Het hof overweegt als volgt. Ingevolge artikel 358 lid 2 Wetboek van Burgerlijke Rechtsvordering (hierna: Rv) is de termijn van beroep tegen een beschikking als de onderhavige drie maanden, te rekenen vanaf de dag van de uitspraak van de beschikking.
In het procesreglement verzoekschriftprocedures familiezaken gerechtshoven van 1 januari 2024 is in 1.1.4 het volgende opgenomen: “
Verzendingen via Veilig Mailen die voor 24.00 uur van de laatste dag van een lopende termijn zijn ontvangen, gelden als binnen de termijn ingediend, tenzij een termijn op een ander tijdstip op die dag eindigt.”
In artikel 1.1.5 van het procesreglement staat het volgende:
“Als tijdstip waarop het hof een processtuk of een bericht via Veilig Mailen heeft ontvangen, geldt het tijdstip waarop het processtuk of bericht een systeem voor gegevensverwerking heeft bereikt waarvoor het hof verantwoordelijkheid draagt (ZIVVER). Dit tijdstip staat vermeld op de ontvangstbevestiging.”

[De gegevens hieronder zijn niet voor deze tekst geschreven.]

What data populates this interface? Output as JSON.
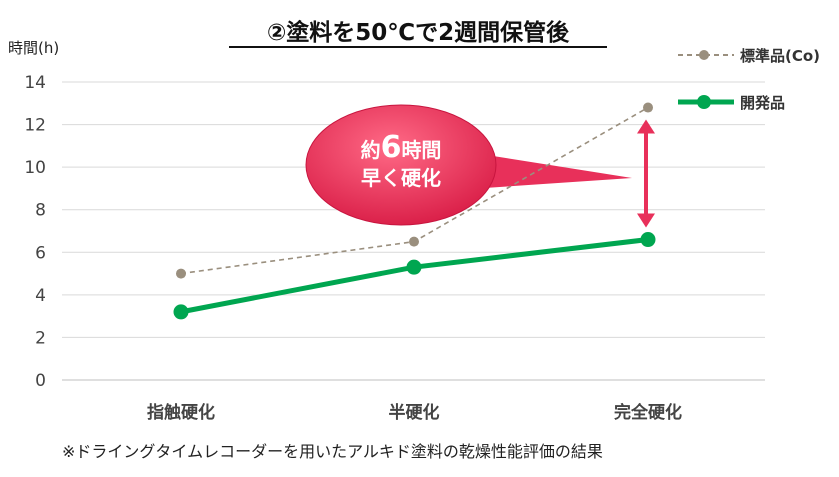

De man heeft middels ‘Aangetekend Mailen’ zijn beroepschrift bij dit hof ingediend. Uit het overgelegde ‘statusoverzicht aangetekende mail’ blijkt dat de aangetekende mail van de man op 22 februari 2024 om 20.01 uur in behandeling is genomen en op datzelfde tijdstip een aankondiging is verstuurd en afgeleverd op het mailadres van dit hof. Vervolgens is op 23 februari 2024 om 08:33 uur de aangetekende mail door het hof opgevraagd en is eveneens een aangetekende mail verstuurd en afgeleverd. De griffie van dit hof heeft partijen vervolgens bericht dat het beroepschrift op 23 februari 2024 is ontvangen.
Het hof stelt voorop dat ‘Aangetekend Mailen’ door de rechtspraak wordt erkend als een manier van Veilig Mailen.
Voor de vraag of een hoger beroepschrift tijdig is ingediend, wordt aangehaakt bij de zogeheten ‘genuanceerde ontvangsttheorie’ van artikel 3:59 jo artikel 3:37 lid 3 BW. Dit betekent dat het beroepschrift de griffie moet hebben bereikt om haar werking te hebben, tenzij het niet tijdig bij de griffie bereiken van het beroepschrift het gevolg is van omstandigheden die de griffie (als geadresseerde) betreffen en rechtvaardigen dat de griffie het nadeel draagt.
Uit artikel 3:37 lid 3 BW blijkt dat bij indiening van een beroepschrift per post naar het adres van gerecht, dat meestal een postbus is, geldt dat het stuk is ontvangen en de indiening dus is voltooid, op het moment dat de postzending in de door het gerecht daartoe aangewezen postbus is terechtgekomen. Met betrekking tot elektronische verzending bepaalt artikel 33 lid 3 Rv dat als tijdstip waarop een verzoek, mededeling of processtuk elektronisch door een gerecht is ontvangen, het tijdstip geldt waarop het verzoek, mededeling of processtuk een systeem van gegevensverwerking heeft bereikt waarvoor het gerecht verantwoordelijkheid draagt. In de Memorie van toelichting bij artikel 33 Rv wordt opgemerkt dat de ontvangst van een elektronisch verzonden bericht niet eerst plaatsvindt als het bericht daadwerkelijk is geopend. Of en wanneer een bericht wordt geopend, hoort tot de verantwoordelijkheid van de ontvanger.
Hieruit volgt dat als tijdstip waarop het hof via Veilig Mailen een processtuk of een bericht heeft ontvangen, geldt het moment waarop dit het systeem voor gegevensverwerking heeft bereikt waarvoor het hof verantwoordelijk is. Uit het overgelegde statusoverzicht is dit moment geweest 22 februari 2024 om 20.01 uur. Dat het hof de mail pas de volgende dag heeft opgevraagd, is het gevolg van een eigen handeling van het hof, zodat dit de man niet kan worden tegengeworpen. Nu het hoger beroep tijdig is ingediend, is de man ontvankelijk in het door hem ingestelde hoger beroep en zal het hof overgaan tot een inhoudelijke beoordeling van het hoger beroep.